Becoming a Sister of Divine Providence

The formation process formally begins with entry into the Pre-Novitiate and is an unfolding of the call of God which began at baptism. Each phase of formation begins with a formal ritual and has its own focus, and continues the discernment and commitment to respond to God’s call.

A Pre-Novice lives in community with the Sisters while ministering and/or continuing her education, from one to two years.

A Novice explores in depth the call to the vowed life as a Sister of Divine Providence, without any other full time ministry or education, for two years. She uses the title “Sister.”

A Temporary Professed Sister professes annually to live the vows of poverty, celibacy, and obedience while living in community and working in full-time ministry, for three to six years.

A Perpetually Professed Sister lives the vowed life in community and ministry, in a lifelong commitment to come closer to the ideals we profess.

If you would like more information regarding our discernment opportunities or the Sisters of Divine Providence, we invite you to contact us by email: Vocation Ministry

Basic Requirements

We seek women who have a call to our charism and can contribute to the life and mission of the community. The basic requirements to enter the Congregation of Divine Providence are:

  • Woman called by God who is generally between the ages of 21 and 40
  • Citizen or a legal resident of the United States
  • Receiver of the sacraments of initiation in the Roman Catholic Church
  • Woman of good canonical standing in the Roman Catholic Church
  • Single and willing to live a celibate lifestyle
  • Capable and willing to make a lifetime commitment
  • Physically and psychologically healthy
  • Capable of successful employment or engaged in higher education
  • Free from serious financial debts and obligations
  • Capable of successfully passing a criminal background check

Video Vignettes of Sisters of Divine Providence via SisterStory

Kimberly Yosko, ACDP’s “Here’s My Secret” interview re her SisterStory on Sister Elsa Garcia. She is a Lutheran who has learned about Catholicism via the CDP and OLLU: “… open my heart to see the different ways people worship and glorify God.” “Let God bring you through whatever it is..” Kimberly is an OLLU December 2016 graduate, Journalism and English.

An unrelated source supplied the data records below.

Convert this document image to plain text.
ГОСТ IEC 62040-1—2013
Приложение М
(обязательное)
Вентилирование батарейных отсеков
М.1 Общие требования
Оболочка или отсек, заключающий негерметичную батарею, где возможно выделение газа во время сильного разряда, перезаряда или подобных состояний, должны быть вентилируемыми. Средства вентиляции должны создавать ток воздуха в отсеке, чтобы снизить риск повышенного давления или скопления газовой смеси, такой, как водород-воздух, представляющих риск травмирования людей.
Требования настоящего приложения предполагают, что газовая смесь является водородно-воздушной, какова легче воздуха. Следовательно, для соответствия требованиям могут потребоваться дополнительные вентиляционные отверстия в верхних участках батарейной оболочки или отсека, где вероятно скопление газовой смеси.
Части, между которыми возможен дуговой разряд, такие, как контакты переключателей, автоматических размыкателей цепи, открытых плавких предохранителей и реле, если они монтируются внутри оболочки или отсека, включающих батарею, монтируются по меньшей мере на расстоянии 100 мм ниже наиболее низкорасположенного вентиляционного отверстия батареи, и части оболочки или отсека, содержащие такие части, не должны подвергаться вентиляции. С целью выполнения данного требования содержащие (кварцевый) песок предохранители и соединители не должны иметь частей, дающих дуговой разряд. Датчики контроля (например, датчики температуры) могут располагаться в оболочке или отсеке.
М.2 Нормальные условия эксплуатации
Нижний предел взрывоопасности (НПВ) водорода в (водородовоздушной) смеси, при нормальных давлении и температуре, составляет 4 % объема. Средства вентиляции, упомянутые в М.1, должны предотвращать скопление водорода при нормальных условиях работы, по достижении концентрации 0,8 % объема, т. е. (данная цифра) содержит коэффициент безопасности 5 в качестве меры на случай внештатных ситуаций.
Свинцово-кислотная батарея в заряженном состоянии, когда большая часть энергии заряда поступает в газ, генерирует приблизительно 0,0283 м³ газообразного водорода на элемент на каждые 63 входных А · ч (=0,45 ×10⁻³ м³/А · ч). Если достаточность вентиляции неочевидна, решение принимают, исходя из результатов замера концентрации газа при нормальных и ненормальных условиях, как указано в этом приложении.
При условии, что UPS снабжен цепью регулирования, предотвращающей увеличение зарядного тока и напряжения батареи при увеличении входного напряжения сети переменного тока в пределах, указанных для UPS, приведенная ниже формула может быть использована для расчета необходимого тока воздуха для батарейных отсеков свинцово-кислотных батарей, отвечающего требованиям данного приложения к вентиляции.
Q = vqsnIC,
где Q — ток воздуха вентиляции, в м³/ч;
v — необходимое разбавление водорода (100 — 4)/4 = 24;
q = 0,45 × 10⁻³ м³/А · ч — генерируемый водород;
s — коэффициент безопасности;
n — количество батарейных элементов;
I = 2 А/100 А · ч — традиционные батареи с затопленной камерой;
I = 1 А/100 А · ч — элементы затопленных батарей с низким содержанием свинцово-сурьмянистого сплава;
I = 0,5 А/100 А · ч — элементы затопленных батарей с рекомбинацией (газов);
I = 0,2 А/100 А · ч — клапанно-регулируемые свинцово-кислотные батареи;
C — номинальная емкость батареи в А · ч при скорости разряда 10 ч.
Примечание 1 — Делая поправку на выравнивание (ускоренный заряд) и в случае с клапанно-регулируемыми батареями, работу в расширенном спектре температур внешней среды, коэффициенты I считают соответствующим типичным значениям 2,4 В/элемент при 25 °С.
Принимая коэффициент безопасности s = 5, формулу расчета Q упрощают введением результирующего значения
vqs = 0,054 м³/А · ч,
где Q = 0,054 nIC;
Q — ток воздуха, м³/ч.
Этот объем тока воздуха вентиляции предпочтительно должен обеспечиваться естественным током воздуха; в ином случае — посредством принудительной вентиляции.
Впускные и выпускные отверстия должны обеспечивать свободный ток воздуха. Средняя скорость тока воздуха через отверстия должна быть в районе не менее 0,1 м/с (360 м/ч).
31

Elsa Garcia, CDP on Abstinence: regarding her choice to become a member of the Congregation of Divine Providence — “You don’t decide who you fall in love with, you decide if it is love.”

Pearl Ceasar, CDP on Vatican II: “I want to embrace all the things God has in store and embrace them graciously.”

Michelle Nuñez, ACDP, OLLU student majoring in Social Work and minoring in Religious Studies. Learned how much the Church is involved with the poor via the priests and women religious’ involvement with community organizing.

Joyce Detzel, CDP: Being a Mom: “you have to be a mother in all states of life: you have to be life-giving, life-generating and life-bearing… I love and mother you as I loved and mothered my son, it’s the same love but a different focus.”